O problema dos palestinos face a Israel é em compensação muito mais delicado de resolver, tanto sobre o plano teórico quanto sobre o plano prático. A solução implicaria em que Israel reconheça que esta região não era vazia e inabitada, que não era “uma terra sem povo”, segundo uma concepção difundida à época de sua criação. Quanto aos palestinos, é necessária a aceitação do fato de que Israel é um Estado judeu e que lá está para durar. Os israelenses devem, no entanto, estar dispostos a integrar uma minoria palestina, prontos para rever alguns princípios do Estado de Israel; eles devem também entender a necessidade e a legitimidade de um Estado palestino ao lado de Israel. Não somente não há alternativa, não há varinha de condão que faça desaparecer a presença dos palestinos, mas esta integração é uma condição indispensável – moral, social e politicamente – à própria sobrevivência de Israel.

Por mais longo tempo que a ocupação se prolongue e que o descontentamento palestino continue sem resposta, será cada vez mais difícil encontrar um terreno de entendimento mínimo. A história contemporânea do Oriente Médio nos demonstrou com bastante freqüência que as ocasiões perdidas de reconciliação tiveram conseqüências trágicas para as duas partes.

De meu lado, ao aceitar a nacionalidade palestina, assumo plenamente o destino deste povo e como israelense compartilho de fato. Ser cidadão de Israel é estender a mão ao povo palestino e fazer, no mínimo, o esforço de compreender o que pode ter significado para ele a criação do Estado de Israel. O 15 de maio de 1948, dia da independência para os judeus, representa Al Nakba, a Catástrofe, para os palestinos. O cidadão de Israel deve se perguntar sobre o que os judeus, supostamente um povo de intelectuais e sábios, fizeram para compartilhar sua herança cultural com os palestinos. O cidadão de Israel deve se perguntar porque os palestinos foram condenados a viver em pardieiros e submetidos a normas educativas e sanitárias degradadas.

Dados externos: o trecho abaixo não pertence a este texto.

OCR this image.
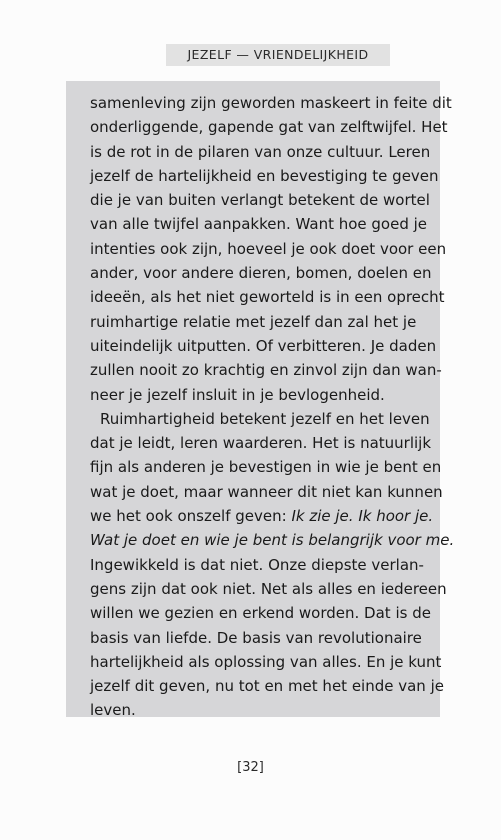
JEZELF — VRIENDELIJKHEID
samenleving zijn geworden maskeert in feite dit
onderliggende, gapende gat van zelftwijfel. Het
is de rot in de pilaren van onze cultuur. Leren
jezelf de hartelijkheid en bevestiging te geven
die je van buiten verlangt betekent de wortel
van alle twijfel aanpakken. Want hoe goed je
intenties ook zijn, hoeveel je ook doet voor een
ander, voor andere dieren, bomen, doelen en
ideeën, als het niet geworteld is in een oprecht
ruimhartige relatie met jezelf dan zal het je
uiteindelijk uitputten. Of verbitteren. Je daden
zullen nooit zo krachtig en zinvol zijn dan wan-
neer je jezelf insluit in je bevlogenheid.
Ruimhartigheid betekent jezelf en het leven
dat je leidt, leren waarderen. Het is natuurlijk
fijn als anderen je bevestigen in wie je bent en
wat je doet, maar wanneer dit niet kan kunnen
we het ook onszelf geven: Ik zie je. Ik hoor je.
Wat je doet en wie je bent is belangrijk voor me.
Ingewikkeld is dat niet. Onze diepste verlan-
gens zijn dat ook niet. Net als alles en iedereen
willen we gezien en erkend worden. Dat is de
basis van liefde. De basis van revolutionaire
hartelijkheid als oplossing van alles. En je kunt
jezelf dit geven, nu tot en met het einde van je
leven.
[32]
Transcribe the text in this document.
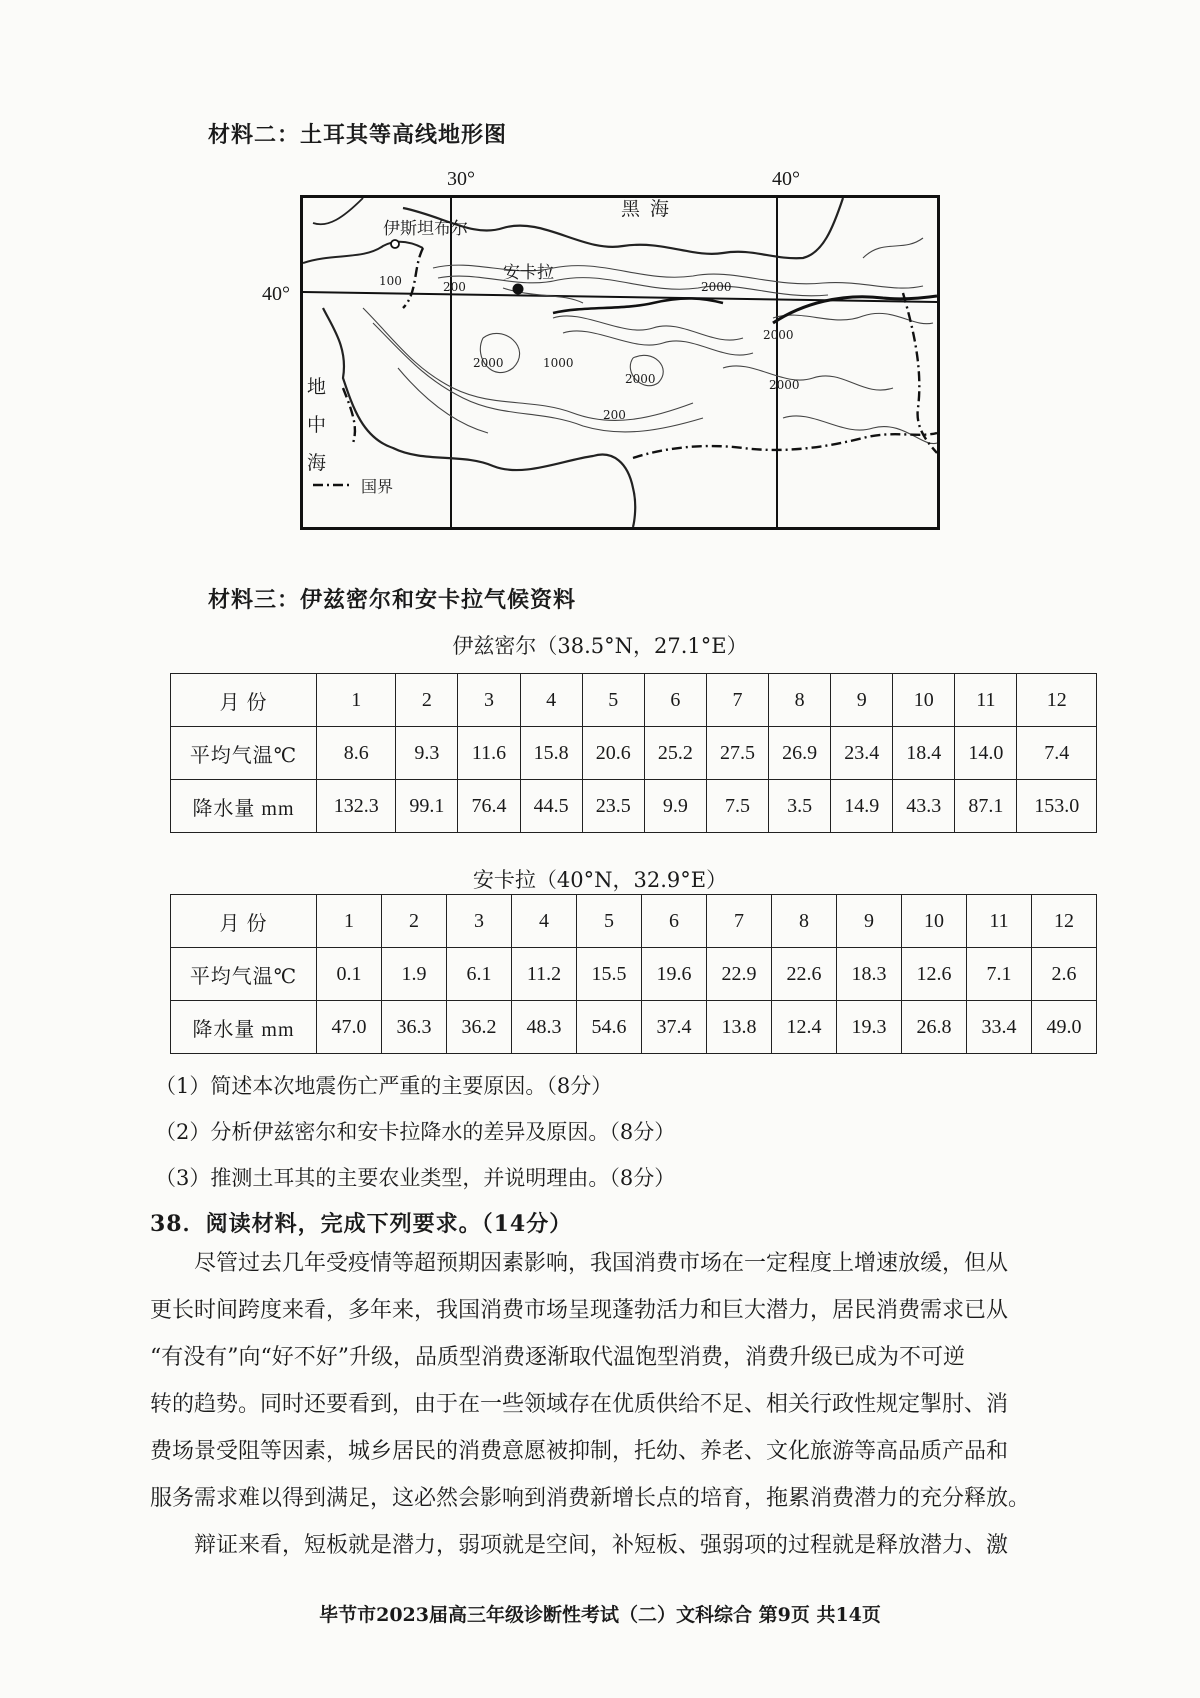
材料二：土耳其等高线地形图
30°	40°
40°
黑 海
伊斯坦布尔
安卡拉
地
中
海
100	200	2000
2000
2000	1000
2000
200
2000
国界
材料三：伊兹密尔和安卡拉气候资料
伊兹密尔（38.5°N，27.1°E）
月 份	1	2	3	4	5	6	7	8	9	10	11	12
平均气温℃	8.6	9.3	11.6	15.8	20.6	25.2	27.5	26.9	23.4	18.4	14.0	7.4
降水量 mm	132.3	99.1	76.4	44.5	23.5	9.9	7.5	3.5	14.9	43.3	87.1	153.0
安卡拉（40°N，32.9°E）
月 份	1	2	3	4	5	6	7	8	9	10	11	12
平均气温℃	0.1	1.9	6.1	11.2	15.5	19.6	22.9	22.6	18.3	12.6	7.1	2.6
降水量 mm	47.0	36.3	36.2	48.3	54.6	37.4	13.8	12.4	19.3	26.8	33.4	49.0
（1）简述本次地震伤亡严重的主要原因。（8分）
（2）分析伊兹密尔和安卡拉降水的差异及原因。（8分）
（3）推测土耳其的主要农业类型，并说明理由。（8分）
38．阅读材料，完成下列要求。（14分）
尽管过去几年受疫情等超预期因素影响，我国消费市场在一定程度上增速放缓，但从
更长时间跨度来看，多年来，我国消费市场呈现蓬勃活力和巨大潜力，居民消费需求已从
“有没有”向“好不好”升级，品质型消费逐渐取代温饱型消费，消费升级已成为不可逆
转的趋势。同时还要看到，由于在一些领域存在优质供给不足、相关行政性规定掣肘、消
费场景受阻等因素，城乡居民的消费意愿被抑制，托幼、养老、文化旅游等高品质产品和
服务需求难以得到满足，这必然会影响到消费新增长点的培育，拖累消费潜力的充分释放。
辩证来看，短板就是潜力，弱项就是空间，补短板、强弱项的过程就是释放潜力、激
毕节市2023届高三年级诊断性考试（二）文科综合 第9页 共14页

E não importa qual território ocupado, é o ocupante que é o responsável pela qualidade de vida do ocupado; no caso dos palestinos, os governos israelenses que se sucederam ao curso dos quarenta últimos anos lamentavelmente falharam em sua tarefa. Os palestinos devem certamente continuar a resistir à ocupação e a lutar contra as tentativas de negação de seus direitos e necessidades fundamentais. Mas, em seu próprio interesse, esta resistência não deve se expressar pela violência, que só pode desservir à causa do povo palestino. De sua parte, os israelenses devem se mostrar igualmente preocupados com a necessidade e com os direitos do povo palestino tanto quanto com os seus. Nós que repartimos uma mesma terra e um mesmo destino deveríamos, todos, possuir uma dupla nacionalidade.